Mon Gepetto précancéreux retourne vers son véhicule, ce qui me fait sortir de ma rêverie. Je sors du traversier. Je n’ai qu’une envie : m’enfiler deux ou trois pintes de bière, deux jujubes de mélatonine et aller me coucher. Je ne suis pas habituée à faire autant de route. Je n’avais jamais dépassé Baie St-Paul avant ce soir.
Comme si ce village lisait dans mes pensées, je tombe rapidement sur L’hôtel/motel Georges. Ce sera ça pour cette nuit. La dame à la réception m’a d’emblée attribué une chambre de motel. Je la comprends, je n’ai pas la tronche ce soir pour la catégorie supérieure. J’y dépose mon sac, et je fais couler un peu d’eau dans le fond du bain pour y mettre Lulu.
Je ressors aussitôt de ma chambre à la recherche de… de quoi exactement ? Qu’est-ce que je fous ici ? Je suis à des centaines de kilomètres de chez moi, et à d’autant plus de kilomètres de celle que je cherche. Et si je finissais par trouver la mère de Francis, je lui dirais quoi exactement ?
Marcher me fera du bien. Mes pas me mènent dans le bas du village, je croise une petite chapelle à ma gauche, j’entends le son des vagues. Il fait sombre, mais je devine une plage qui longe le chemin. Mon téléphone m’indique que je suis sur la Rue du Bord de l’eau. Je salue mon flair et l’ingénuité de celui qui a choisi le nom de cette avenue. Je croise le Gibard. Sa lumière chaude et la musique qui s’y échappe me promettent récompense à ma quête d’alcool.
Je m’assois au bar. Le barman se dirige vers moi et me lance :
– Grosse journée ?
– Grosse vie. Je vais te prendre une pinte de blonde s’te plaît.
Il sourit. Je le regarde me couler ma bière.
Ses cheveux bruns bouclés qui tombent sur ses yeux lui donnent un air de gamin malgré sa trentaine avancée. Des tatouages hétéroclites colorent ses avant-bras. Mon regard accroche sur l’un d’eux qui se veut être un signe de peace, mais qui ressemble davantage au symbole de Mercedes. Il dépose mon verre devant moi.
– T’es en vacances ?
– Non… pas vraiment. Je… dois aller visiter quelqu’un en Minganie.
– Ah ouais ? Où ça en Minganie ?
– J’sais pas…
Il me sourit à nouveau. Un sourire à la fois doux et moqueur.

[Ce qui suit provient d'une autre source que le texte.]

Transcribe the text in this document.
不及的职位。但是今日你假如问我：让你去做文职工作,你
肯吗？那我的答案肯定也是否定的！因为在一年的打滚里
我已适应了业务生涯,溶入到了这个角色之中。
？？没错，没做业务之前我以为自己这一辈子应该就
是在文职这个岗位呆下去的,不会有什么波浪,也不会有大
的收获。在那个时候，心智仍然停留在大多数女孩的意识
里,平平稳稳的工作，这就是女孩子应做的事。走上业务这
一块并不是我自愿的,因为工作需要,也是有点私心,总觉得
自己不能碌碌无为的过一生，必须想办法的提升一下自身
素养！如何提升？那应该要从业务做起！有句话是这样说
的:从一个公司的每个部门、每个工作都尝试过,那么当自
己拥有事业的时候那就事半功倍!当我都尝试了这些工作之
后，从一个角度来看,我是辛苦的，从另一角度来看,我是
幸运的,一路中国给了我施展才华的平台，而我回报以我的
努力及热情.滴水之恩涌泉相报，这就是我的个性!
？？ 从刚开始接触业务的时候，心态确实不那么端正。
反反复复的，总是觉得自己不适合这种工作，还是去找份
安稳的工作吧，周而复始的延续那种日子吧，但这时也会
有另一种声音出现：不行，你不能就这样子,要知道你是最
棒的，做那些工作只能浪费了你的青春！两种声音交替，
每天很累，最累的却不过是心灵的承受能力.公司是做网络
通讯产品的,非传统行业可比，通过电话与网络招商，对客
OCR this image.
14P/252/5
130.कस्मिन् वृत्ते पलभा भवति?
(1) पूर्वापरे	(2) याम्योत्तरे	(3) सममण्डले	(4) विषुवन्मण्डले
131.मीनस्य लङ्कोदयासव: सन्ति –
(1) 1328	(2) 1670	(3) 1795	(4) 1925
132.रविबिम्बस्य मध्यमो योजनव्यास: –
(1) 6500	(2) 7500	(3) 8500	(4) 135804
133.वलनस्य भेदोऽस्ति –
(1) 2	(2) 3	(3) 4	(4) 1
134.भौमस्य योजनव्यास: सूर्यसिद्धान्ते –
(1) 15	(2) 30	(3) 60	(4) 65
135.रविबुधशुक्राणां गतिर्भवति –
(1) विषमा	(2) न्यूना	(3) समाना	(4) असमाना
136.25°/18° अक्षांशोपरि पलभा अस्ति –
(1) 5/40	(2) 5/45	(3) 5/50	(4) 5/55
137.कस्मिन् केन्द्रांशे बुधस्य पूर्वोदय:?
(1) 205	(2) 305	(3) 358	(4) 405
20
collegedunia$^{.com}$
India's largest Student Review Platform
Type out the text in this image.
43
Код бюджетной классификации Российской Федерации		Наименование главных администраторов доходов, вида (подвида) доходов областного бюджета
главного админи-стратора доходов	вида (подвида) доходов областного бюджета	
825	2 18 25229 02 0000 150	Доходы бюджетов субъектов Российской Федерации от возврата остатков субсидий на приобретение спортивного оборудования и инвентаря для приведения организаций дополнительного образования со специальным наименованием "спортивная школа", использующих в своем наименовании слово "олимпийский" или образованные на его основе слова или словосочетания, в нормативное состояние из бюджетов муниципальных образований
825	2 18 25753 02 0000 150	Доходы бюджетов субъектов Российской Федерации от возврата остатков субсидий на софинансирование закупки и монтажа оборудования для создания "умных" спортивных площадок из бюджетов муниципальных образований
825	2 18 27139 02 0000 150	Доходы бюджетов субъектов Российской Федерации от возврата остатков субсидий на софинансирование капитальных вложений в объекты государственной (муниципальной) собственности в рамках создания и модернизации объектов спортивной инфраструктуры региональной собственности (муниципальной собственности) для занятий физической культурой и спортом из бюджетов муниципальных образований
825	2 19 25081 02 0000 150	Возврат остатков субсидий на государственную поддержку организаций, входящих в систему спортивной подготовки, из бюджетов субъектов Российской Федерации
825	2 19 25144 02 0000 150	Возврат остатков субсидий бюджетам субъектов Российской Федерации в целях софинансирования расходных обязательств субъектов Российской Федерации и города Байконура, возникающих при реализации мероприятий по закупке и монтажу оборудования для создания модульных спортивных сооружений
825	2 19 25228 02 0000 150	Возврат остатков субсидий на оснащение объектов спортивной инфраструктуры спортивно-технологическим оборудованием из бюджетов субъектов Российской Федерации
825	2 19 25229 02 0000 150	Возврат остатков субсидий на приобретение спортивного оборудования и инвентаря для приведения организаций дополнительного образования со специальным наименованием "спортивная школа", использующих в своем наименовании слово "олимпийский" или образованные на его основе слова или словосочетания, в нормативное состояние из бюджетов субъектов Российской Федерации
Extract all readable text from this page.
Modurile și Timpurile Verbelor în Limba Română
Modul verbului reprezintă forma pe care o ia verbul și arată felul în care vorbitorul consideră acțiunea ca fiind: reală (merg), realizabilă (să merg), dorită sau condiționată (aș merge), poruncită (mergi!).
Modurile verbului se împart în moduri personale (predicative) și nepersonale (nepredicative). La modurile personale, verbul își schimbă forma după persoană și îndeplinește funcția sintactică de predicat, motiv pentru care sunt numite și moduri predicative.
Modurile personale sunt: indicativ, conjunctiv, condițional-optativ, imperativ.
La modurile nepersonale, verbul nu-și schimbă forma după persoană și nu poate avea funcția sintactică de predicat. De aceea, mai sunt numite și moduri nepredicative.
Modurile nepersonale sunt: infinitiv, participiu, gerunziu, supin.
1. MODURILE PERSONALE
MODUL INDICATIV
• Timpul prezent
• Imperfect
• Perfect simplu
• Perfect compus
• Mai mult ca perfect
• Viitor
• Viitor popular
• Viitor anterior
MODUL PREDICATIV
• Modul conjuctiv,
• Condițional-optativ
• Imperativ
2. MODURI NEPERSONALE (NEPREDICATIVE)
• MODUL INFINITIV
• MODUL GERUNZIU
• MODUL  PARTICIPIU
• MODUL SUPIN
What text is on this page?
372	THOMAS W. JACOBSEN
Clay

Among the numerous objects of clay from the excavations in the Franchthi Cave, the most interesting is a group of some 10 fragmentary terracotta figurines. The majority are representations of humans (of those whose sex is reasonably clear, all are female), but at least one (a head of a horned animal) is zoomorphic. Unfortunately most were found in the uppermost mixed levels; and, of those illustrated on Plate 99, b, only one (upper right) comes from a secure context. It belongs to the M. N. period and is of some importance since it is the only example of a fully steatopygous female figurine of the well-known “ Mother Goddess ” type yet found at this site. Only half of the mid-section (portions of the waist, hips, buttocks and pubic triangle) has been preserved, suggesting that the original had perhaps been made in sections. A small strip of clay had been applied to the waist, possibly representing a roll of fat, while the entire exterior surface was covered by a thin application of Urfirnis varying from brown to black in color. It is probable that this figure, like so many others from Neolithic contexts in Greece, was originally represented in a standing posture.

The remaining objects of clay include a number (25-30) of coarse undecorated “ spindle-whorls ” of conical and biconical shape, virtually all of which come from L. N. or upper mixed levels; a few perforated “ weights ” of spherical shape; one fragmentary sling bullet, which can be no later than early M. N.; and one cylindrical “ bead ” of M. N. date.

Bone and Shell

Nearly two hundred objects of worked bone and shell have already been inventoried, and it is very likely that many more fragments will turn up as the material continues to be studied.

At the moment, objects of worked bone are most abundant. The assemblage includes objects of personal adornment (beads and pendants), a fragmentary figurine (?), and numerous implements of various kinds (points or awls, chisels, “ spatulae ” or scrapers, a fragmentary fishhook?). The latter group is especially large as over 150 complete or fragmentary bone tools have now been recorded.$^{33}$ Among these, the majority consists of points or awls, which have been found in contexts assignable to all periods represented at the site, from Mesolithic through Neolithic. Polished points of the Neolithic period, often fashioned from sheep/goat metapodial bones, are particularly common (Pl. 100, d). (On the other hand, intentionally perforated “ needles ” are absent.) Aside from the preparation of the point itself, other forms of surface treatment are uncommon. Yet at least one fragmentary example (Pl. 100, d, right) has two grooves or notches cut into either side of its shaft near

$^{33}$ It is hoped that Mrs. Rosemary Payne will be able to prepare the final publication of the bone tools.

– Première fois sur la Côte-Nord ? Me demande-t-il
J’acquiesce.
– Fais attention, on s’y ancre vite.
Il me raconte qu’il était venu y passer un été. Sept années se sont écoulées depuis, et il y est encore. J’entame déjà ma troisième pinte. L’alcool fait son effet, j’ai les mains un peu engourdies, je me sens plus calme, détendue. Le bouclé continue de servir ses autres clients. Je ne le quitte pas des yeux. J’ai l’impression qu’on se connaît, mais ce n’est qu’une impression. En fait, il y a quelque chose dans son regard que je reconnais. Cette petite étoile éteinte qu’on retrouve dans l’œil de ceux qui ont été brisés. Ce soir, j’ai quand même le sentiment qu’il a trouvé ici de quoi se réparer.
Bientôt minuit. Si ce n’était pas déjà fait, je me changerais en citrouille. Je paye mes bières et me dirige vers la sortie. Juste avant de partir, j’entends le barman me dire :
– Bonne route vers la Minganie !
Son sourire me donnerait envie de finir ma route ici, mais je me contente de lui répondre :
– Merci Math !
À vrai dire, je n’ai aucune idée si c’est son prénom, mais ça lui irait bien.
Je retourne au motel et me couche. Je dois reprendre la route demain.